Awwww, she's so cute and such a good girl. I think that is one of the cutest obedience trials.


----------



## roxanness (May 29, 2009)

Yeah Bella! That was very impressive, she's is very cute and smat!


----------



## Siques (Aug 9, 2011)

so cute! thanks for sharing!! and what a good mama you must be!! (it's nice to see some happy times on here - i keep finding/reading the puppy problems and the sad situations!!)


----------



## akgolden (Jun 18, 2011)

Siques said:


> so cute! thanks for sharing!! and what a good mama you must be!! (it's nice to see some happy times on here - i keep finding/reading the puppy problems and the sad situations!!)

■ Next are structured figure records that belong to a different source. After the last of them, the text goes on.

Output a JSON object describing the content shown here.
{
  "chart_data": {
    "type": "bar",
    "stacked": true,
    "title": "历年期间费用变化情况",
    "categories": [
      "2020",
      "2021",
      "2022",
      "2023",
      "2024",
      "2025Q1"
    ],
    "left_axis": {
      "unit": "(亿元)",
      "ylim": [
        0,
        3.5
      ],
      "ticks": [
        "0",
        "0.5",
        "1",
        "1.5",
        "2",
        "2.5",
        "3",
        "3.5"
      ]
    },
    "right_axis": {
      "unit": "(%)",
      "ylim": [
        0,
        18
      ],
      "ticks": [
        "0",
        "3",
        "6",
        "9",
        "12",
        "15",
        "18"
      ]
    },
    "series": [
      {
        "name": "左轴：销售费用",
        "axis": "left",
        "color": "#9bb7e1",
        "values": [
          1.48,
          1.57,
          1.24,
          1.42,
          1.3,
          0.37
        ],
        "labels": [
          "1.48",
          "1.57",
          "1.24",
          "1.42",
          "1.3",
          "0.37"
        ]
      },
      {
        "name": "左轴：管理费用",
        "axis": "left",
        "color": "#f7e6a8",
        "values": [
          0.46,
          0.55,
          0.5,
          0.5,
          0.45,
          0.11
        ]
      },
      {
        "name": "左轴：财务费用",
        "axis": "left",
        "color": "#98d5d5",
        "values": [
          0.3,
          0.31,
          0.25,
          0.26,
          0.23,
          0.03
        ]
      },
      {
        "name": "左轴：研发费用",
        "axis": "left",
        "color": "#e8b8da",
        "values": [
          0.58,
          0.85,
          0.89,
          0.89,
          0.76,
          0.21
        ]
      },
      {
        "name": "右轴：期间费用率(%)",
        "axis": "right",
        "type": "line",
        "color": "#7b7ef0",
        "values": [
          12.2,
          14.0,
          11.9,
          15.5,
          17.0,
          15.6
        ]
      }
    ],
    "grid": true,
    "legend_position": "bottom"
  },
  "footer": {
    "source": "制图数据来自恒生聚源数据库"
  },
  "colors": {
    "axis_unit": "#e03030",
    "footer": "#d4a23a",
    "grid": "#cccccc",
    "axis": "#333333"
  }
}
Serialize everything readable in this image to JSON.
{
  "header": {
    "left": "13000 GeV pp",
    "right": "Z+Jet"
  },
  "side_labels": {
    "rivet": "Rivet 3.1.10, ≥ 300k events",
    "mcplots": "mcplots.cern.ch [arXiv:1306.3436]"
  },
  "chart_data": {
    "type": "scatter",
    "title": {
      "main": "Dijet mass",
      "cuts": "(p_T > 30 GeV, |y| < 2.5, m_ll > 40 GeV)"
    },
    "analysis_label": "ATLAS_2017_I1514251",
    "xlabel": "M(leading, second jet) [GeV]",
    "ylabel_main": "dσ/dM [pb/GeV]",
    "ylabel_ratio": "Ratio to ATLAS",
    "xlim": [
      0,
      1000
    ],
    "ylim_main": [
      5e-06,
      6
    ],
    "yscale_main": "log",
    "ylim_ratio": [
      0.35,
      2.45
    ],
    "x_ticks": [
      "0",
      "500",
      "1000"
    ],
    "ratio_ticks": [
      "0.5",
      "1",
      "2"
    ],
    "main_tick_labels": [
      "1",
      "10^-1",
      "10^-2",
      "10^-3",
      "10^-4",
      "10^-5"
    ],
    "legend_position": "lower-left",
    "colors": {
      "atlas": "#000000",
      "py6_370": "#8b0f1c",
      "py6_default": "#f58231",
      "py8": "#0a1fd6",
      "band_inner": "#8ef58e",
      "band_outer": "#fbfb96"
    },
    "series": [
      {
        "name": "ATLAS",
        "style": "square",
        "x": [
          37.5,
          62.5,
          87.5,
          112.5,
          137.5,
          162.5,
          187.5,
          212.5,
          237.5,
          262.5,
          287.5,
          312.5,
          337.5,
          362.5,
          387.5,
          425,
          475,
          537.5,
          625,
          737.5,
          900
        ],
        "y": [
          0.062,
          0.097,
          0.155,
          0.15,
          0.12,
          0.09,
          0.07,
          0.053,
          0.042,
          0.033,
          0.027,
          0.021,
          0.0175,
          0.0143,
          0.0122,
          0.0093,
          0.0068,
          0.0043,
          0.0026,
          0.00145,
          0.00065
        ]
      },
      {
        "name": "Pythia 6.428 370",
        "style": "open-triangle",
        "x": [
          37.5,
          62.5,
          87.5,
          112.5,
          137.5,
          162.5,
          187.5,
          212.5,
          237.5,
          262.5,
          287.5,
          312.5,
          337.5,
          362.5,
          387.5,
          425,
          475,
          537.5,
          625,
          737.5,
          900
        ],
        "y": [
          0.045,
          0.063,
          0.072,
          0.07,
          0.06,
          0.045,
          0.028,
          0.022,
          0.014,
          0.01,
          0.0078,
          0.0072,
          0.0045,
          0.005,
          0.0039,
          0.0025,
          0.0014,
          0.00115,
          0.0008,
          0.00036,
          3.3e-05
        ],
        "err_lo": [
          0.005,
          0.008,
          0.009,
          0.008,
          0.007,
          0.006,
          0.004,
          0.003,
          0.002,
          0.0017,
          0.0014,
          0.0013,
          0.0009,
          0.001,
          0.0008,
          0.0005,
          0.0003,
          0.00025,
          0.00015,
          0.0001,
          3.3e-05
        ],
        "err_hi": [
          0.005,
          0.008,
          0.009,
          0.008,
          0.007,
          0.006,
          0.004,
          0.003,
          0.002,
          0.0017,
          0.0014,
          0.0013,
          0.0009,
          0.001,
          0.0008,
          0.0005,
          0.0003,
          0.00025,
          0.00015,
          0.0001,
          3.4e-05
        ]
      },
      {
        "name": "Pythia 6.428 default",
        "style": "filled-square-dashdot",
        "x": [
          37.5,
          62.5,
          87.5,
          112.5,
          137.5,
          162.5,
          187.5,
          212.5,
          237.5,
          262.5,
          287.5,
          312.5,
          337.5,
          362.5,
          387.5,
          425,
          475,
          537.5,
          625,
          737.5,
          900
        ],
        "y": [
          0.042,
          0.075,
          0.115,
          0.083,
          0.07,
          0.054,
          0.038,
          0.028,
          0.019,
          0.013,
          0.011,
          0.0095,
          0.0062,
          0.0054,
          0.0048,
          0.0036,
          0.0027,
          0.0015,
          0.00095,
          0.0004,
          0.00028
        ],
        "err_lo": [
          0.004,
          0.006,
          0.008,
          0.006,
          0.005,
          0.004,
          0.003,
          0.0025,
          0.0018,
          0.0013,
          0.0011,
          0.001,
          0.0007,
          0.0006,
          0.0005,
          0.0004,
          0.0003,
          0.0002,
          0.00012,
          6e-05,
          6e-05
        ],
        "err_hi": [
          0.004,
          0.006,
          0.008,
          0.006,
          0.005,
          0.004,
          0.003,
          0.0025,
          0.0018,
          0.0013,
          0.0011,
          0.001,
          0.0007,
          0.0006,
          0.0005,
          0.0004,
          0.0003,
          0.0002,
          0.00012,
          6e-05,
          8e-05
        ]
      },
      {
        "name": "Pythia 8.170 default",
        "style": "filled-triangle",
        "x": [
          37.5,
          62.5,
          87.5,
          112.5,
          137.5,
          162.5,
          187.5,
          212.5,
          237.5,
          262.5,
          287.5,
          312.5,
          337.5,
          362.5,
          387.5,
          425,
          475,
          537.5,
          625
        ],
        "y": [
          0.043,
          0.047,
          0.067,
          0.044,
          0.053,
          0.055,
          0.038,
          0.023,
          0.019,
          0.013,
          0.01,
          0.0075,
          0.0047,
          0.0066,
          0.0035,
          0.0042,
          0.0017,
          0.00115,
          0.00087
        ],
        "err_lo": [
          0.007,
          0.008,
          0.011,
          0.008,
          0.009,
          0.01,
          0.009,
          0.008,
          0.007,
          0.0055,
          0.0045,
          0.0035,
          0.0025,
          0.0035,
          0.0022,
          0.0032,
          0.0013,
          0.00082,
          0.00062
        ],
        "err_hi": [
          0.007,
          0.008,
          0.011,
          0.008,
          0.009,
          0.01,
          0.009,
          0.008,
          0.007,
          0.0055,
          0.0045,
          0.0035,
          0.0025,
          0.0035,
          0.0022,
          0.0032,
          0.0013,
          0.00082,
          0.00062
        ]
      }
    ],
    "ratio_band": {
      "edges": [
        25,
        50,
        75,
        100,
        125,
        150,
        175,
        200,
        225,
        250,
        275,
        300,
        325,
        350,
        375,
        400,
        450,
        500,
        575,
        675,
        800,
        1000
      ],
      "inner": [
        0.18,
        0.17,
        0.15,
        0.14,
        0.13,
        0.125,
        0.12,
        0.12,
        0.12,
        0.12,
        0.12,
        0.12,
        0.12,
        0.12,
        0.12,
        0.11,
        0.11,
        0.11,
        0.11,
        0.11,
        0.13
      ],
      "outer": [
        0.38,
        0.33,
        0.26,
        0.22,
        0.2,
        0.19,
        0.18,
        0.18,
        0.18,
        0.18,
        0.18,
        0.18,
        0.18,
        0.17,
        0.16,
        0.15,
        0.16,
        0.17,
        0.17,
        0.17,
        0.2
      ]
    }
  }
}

+1 the top 10 posts are all sad posts 

Great video, beautiful puppy


----------



## Bella's Mama (Jun 12, 2011)

Thank's everyone!!! 

I HAVE MORE GOOD NEWS TOO!!!!
Bella was experiencing some crazy resource guarding. My husband and I cannot afford to go to a behaviorist at this point, so I have been working very hard with her to discourage and get rid of this behavior...well, things have gotten so much better in the past couple weeks, I almost cannot believe it! She even gives me things now! She hasn't growled in awhile, just get's her eyes, and I get firm with her and do what I do and BAM, she gives me the thing she has.

And she's a PRO at trading! Trades no matter what she has!!!


----------